Oggi la liturgia ci offre la bellissima e drammatica pagina che illustra la prova di fede e di amore che Dio chiese ad Abramo:«Prendi tuo figlio, è il comando del Signore, il tuo unico figlio che ami, Isacco, va' nel territorio di Mòria e offrilo in olocausto su di un monte che io ti indicherò.» Nella capacità di sacrificare anche il suo futuro, Abramo esplicita la sua grande fede, da farlo “il Padre della fede” per tutte e tre le religioni monoteiste. Incontriamo un Abramo che a motivo della fede-chiamata, si “mette in viaggio."; una profezia dell’itineranza di Gesù sulle strade della Palestina al termine della quale testimonierà una fede altrettanto grande, la disponibilità a “donare tutto”, come ricorda l’Apostolo Paolo quando dice:" si fece obbediente sino alla morte, e alla morte di croce.."(Fil.2,7).

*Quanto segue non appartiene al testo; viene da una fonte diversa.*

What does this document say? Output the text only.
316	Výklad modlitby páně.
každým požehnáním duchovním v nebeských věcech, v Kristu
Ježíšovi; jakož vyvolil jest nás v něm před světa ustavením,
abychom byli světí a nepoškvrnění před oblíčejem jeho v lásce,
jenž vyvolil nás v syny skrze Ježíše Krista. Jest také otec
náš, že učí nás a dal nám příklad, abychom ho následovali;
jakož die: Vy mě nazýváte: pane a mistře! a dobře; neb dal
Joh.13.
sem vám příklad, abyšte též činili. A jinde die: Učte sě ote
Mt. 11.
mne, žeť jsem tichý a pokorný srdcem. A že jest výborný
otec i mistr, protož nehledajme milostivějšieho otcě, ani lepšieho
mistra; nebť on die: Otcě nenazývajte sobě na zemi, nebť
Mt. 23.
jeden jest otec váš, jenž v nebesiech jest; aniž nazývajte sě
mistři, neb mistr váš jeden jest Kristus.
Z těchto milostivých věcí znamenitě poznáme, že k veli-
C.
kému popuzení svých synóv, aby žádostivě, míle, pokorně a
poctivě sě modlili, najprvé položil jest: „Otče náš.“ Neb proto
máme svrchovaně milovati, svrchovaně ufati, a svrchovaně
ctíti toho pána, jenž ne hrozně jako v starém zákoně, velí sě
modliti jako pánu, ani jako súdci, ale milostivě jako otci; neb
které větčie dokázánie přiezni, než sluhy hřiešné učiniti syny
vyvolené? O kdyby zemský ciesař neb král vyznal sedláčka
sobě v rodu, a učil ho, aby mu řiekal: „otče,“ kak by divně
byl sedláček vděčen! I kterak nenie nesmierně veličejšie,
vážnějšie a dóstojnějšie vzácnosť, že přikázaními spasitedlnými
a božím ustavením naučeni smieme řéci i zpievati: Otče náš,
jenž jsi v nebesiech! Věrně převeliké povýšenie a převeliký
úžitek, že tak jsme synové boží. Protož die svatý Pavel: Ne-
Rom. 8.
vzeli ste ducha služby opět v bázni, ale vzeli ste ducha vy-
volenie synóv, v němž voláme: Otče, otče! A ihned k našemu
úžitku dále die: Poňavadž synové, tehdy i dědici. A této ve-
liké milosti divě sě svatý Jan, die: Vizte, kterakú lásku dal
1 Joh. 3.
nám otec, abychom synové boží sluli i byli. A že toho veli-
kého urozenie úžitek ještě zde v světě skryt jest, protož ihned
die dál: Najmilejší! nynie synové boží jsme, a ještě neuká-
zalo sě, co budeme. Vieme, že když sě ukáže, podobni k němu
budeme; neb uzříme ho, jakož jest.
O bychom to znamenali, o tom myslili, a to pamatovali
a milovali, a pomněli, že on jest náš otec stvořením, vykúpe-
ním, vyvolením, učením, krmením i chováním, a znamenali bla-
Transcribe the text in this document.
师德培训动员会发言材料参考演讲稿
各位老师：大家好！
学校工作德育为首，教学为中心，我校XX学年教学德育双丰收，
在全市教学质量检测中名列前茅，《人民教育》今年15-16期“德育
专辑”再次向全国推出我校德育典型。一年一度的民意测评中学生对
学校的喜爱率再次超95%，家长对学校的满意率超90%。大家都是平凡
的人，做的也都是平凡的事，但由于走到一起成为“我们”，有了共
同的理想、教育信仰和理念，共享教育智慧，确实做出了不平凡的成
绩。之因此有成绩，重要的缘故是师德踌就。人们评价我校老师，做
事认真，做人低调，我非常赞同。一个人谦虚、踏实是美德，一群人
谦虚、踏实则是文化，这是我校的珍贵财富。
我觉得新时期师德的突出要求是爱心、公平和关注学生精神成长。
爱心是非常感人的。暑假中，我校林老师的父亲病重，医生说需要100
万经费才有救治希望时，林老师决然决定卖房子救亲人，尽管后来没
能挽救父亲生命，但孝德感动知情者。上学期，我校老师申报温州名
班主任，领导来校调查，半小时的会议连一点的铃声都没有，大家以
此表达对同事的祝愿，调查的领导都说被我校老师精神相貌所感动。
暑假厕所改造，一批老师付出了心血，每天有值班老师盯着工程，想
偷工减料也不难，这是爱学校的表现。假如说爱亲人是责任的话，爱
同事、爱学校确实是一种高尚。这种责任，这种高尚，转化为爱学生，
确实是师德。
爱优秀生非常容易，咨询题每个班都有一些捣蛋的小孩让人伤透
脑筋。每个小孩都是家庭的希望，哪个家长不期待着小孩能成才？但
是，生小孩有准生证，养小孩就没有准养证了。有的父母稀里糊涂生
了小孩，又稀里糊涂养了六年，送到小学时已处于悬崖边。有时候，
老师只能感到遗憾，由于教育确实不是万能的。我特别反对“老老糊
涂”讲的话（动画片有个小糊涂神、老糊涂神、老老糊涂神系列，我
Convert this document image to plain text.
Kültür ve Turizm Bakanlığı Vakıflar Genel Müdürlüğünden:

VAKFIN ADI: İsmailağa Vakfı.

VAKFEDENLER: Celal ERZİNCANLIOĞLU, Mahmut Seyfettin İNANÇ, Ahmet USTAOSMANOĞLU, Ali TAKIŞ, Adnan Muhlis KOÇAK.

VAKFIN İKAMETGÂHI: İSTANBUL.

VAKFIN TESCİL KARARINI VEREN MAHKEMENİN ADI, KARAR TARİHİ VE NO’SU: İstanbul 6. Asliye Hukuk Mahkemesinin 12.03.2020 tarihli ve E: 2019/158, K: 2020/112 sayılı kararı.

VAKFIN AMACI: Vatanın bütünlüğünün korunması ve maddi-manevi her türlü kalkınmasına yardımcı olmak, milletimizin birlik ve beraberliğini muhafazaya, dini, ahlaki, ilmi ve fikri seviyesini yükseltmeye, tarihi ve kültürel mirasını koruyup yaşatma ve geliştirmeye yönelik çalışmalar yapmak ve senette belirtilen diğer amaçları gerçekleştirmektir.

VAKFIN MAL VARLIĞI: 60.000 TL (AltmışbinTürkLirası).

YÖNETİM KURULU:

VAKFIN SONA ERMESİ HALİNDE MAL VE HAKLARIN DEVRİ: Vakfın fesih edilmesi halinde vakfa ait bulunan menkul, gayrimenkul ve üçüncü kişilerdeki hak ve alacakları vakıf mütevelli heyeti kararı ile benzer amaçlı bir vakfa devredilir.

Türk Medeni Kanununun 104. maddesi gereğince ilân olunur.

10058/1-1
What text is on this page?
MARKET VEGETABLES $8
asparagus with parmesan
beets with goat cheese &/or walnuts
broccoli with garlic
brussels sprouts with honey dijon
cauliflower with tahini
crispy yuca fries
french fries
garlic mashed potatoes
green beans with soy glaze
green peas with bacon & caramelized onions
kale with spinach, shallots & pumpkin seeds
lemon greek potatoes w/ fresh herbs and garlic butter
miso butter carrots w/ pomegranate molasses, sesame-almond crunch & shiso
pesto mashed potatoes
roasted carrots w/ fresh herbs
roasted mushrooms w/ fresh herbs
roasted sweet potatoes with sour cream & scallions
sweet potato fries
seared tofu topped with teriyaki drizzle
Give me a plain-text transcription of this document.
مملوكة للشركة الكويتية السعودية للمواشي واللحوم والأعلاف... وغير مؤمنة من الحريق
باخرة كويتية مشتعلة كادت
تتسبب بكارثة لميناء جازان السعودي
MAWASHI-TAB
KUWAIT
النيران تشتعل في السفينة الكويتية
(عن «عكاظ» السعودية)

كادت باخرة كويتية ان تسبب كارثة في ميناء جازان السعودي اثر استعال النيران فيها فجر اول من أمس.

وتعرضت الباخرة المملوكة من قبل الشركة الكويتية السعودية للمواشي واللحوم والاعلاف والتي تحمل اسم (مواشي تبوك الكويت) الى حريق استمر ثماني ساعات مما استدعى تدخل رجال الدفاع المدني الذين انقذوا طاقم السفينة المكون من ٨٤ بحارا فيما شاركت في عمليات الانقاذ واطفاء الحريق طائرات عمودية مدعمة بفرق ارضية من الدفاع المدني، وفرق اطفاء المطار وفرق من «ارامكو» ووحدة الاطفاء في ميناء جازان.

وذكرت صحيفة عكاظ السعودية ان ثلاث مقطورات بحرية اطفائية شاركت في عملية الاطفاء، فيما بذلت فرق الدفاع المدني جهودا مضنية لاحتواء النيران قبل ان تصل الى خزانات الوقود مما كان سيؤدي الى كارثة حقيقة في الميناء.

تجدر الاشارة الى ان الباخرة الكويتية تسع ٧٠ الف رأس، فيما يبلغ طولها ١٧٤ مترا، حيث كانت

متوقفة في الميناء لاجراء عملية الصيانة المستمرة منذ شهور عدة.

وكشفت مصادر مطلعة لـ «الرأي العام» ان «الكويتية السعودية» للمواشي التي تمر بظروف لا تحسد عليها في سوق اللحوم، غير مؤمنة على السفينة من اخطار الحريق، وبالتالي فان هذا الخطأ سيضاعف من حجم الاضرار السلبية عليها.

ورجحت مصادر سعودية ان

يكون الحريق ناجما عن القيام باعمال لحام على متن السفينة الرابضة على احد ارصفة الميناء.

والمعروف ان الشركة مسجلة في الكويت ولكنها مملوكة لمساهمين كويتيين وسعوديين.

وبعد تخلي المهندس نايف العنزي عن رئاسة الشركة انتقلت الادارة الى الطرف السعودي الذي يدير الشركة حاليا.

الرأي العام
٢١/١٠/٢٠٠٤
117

Cristo prima di salire sul suo “monte Mòria”, il Calvario, ancora un po’ lontano, sale con i suoi sul Tabor: il monte della trasfigurazione, un preludio della resurrezione.
L’esperienza cristiana non è un salvacondotto per essere sollevati dal mistero della sofferenza, ma questa, come la morte, non è l’ultima parola, c’è una pienezza di vita, c’è una presenza di eternità già qui adesso, alla quale siamo chiamati e della quale possiamo fare esperienza, fidandoci del Padre.
Ecco, la gloria del Tabor, se vogliamo per noi l’Eucaristia, è una sosta rigeneratrice, è un entrare nel “mistero”, ma è un momento al quale attingere luce e pace per scendere dal monte e testimoniare con forza il Vangelo. Poi la vita continua, tutto sembra sparire,come annota l’evangelista:"Improvvisamente, guardandosi attorno, non videro più nessuno, se non Gesù, solo, con loro." ... Rimaniamo noi e Gesù.